Abraham Lincoln: Vampire Hunter

Abraham Lincoln was an honest man and I plan to continue that honest tradition by telling you that Abraham Lincoln: Vampire Hunter was a fun movie that is all it ever needed to be.

When he was a child, Abraham Lincoln (Benjamin Walker) witnessed the murder of a family member at the hands of a vampire. Like it did with Batman, this murder sets Abe on a quest to seek justice — in this case against vampires. As with all vigilante movies, the first time Abe faces off with a vampire he gets kicked into next Tuesday. A patron of the bar he was in just before the fight steps in and saves him from death. Abe wakes up the next day in this person’s house and his protector is introduced to him as Henry Sturgess (Dominic Cooper), a fellow who, like Abe, lost everything when a vampire killed his girlfriend in front of him.

Abe asks to be trained by Henry and the two form an unlikely friendship with Abe taking out evil vampires with an ax, one bloodsucker at a time. Abe, like Bruce Wayne, also has to manage a love life with Mary Todd, who is also being pursued by Jefferson Davis.

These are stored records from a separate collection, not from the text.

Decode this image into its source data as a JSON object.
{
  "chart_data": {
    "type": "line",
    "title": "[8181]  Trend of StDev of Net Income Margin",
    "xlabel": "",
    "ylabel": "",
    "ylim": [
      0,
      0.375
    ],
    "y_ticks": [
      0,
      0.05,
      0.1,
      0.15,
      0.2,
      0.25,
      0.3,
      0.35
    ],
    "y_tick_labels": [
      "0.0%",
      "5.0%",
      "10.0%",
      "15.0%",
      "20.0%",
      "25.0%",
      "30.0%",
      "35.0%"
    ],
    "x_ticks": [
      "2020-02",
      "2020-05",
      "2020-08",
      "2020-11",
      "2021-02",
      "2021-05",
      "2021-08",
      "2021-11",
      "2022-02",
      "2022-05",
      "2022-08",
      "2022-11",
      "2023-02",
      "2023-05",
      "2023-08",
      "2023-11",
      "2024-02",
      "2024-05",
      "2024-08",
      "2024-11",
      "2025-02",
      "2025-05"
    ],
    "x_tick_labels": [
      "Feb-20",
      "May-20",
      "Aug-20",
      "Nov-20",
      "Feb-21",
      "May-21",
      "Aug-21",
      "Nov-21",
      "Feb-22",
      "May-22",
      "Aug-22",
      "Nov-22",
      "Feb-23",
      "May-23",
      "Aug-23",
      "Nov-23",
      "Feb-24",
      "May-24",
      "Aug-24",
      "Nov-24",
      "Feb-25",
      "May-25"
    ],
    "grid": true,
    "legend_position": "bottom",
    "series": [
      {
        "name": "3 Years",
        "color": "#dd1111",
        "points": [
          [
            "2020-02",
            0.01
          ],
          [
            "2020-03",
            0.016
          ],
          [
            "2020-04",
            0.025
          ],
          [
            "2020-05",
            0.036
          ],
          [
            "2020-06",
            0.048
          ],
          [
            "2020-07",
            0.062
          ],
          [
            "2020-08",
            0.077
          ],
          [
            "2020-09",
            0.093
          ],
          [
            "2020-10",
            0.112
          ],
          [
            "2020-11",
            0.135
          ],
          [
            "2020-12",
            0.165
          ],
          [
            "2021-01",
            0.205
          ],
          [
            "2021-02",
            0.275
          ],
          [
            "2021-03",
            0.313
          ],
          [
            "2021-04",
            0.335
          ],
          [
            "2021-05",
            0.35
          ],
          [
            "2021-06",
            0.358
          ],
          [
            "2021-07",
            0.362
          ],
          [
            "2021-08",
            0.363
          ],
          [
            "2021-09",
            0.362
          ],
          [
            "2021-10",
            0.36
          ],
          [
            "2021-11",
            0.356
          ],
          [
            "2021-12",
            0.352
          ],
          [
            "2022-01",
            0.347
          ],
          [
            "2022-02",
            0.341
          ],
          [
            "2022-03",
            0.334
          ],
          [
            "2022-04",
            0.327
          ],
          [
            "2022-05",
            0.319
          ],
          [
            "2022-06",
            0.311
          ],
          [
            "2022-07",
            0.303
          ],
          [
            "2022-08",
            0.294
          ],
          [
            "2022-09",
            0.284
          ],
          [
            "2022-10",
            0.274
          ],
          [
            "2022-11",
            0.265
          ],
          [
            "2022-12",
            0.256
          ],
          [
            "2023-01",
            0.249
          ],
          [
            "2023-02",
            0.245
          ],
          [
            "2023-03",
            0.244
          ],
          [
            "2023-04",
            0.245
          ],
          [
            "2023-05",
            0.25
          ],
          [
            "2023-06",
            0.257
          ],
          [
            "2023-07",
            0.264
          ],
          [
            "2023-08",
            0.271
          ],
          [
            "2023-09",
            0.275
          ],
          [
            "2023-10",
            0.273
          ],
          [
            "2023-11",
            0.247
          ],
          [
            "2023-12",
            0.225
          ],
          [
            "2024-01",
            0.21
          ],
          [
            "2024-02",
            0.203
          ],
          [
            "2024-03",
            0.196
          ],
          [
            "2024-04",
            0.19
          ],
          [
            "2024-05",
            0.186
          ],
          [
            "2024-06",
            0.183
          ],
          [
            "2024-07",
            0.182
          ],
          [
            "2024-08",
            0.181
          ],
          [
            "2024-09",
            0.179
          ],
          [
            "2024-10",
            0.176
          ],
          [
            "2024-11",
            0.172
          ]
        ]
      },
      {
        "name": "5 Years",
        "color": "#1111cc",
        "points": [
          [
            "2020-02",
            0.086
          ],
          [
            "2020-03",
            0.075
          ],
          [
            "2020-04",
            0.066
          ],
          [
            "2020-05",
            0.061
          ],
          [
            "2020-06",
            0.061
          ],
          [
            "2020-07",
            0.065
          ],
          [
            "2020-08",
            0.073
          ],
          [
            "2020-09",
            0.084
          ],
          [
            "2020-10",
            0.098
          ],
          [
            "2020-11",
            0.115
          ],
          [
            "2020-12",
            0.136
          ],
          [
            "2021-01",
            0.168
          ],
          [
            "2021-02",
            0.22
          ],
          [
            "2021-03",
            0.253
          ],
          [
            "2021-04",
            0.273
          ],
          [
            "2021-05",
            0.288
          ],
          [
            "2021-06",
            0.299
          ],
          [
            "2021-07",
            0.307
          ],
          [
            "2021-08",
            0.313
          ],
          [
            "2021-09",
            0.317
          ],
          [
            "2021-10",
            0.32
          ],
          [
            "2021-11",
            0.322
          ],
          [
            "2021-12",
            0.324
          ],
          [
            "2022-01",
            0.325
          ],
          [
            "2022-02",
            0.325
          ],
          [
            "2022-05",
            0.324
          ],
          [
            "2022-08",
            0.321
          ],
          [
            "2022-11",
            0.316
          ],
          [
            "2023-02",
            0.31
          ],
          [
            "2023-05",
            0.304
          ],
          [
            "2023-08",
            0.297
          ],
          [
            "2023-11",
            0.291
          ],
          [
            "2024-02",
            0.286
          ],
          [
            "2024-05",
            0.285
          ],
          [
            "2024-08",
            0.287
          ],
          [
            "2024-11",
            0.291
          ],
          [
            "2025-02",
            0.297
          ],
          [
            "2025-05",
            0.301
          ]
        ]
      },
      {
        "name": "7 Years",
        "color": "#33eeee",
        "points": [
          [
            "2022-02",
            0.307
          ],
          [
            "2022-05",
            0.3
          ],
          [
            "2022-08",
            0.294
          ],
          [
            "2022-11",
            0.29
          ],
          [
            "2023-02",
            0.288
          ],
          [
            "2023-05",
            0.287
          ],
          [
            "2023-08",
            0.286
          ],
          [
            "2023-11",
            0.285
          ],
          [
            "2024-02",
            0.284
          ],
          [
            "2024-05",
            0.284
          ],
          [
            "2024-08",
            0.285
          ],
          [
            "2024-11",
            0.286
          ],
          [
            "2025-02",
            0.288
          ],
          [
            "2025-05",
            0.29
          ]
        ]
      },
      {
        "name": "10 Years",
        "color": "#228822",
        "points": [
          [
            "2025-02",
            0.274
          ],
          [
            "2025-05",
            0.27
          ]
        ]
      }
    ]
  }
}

After killing many vampires, Abe decides that he wants to practice law, which eventually leads to him entering politics and becoming president. When a vampire kills Abe’s only son and also uses vampires to help the South win the Civil War, Abe decides “four score” is too long to wait, and decides that the vampires’ leader, Adam, (Rufus Sewell) must be stopped.

I was prepared to hate this movie. I assumed that the visual effects would be there solely as an attempt to mask the fact that this film has no story. I was wrong. This film has a strong cast of actors doing a good job at representing historical and literary characters, and that serves to basically take this movie from average to good. That being said, Benjamin Walker does not come into his own until Abe Lincoln reaches his presidency.

Mary Todd is played with exceptional grace by Mary-Elizabeth Winstead. She is the unsung hero of this film because she has to put up with her husband hiding the fact that he hunts vampires for almost the entire film.

My main problem with this film is that we didn’t get enough time with Abraham Lincoln as a child. We literally see two moments of aggression from him as a child and we are supposed to assume that those two moments propelled him into the profession of vampire hunting. I wanted to see him be sad because he can’t get advice from his mother or skip out on school and be a loner because he had no maternal guidance. Either of those would have given me the slight level of depth that I wanted the film to have.

My other problem with the film is that I didn’t believe Adam’s motivation for being a villian. Adam wanted vampires to have the same equal treatment as humans. I think that ties in well with the Emancipation Proclamation, but I would have rather seen Adam with an “I’m evil just because I can be” attitude. In the film, Adam has no reason to hate Abe other than the fact that Abe gets in the way of his plans. He has no reason to be evil. He doesn’t hate people.

The film was directed by Timur Bekmambetov, who also directed Wanted with James McAvoy. The screenplay was written by Seth Grahame-Smith, the author of the novel on which the film is based. The director’s visual flare is evident, but it does not distract Abraham Lincoln: Vampire Hunter from being a good film about a great president.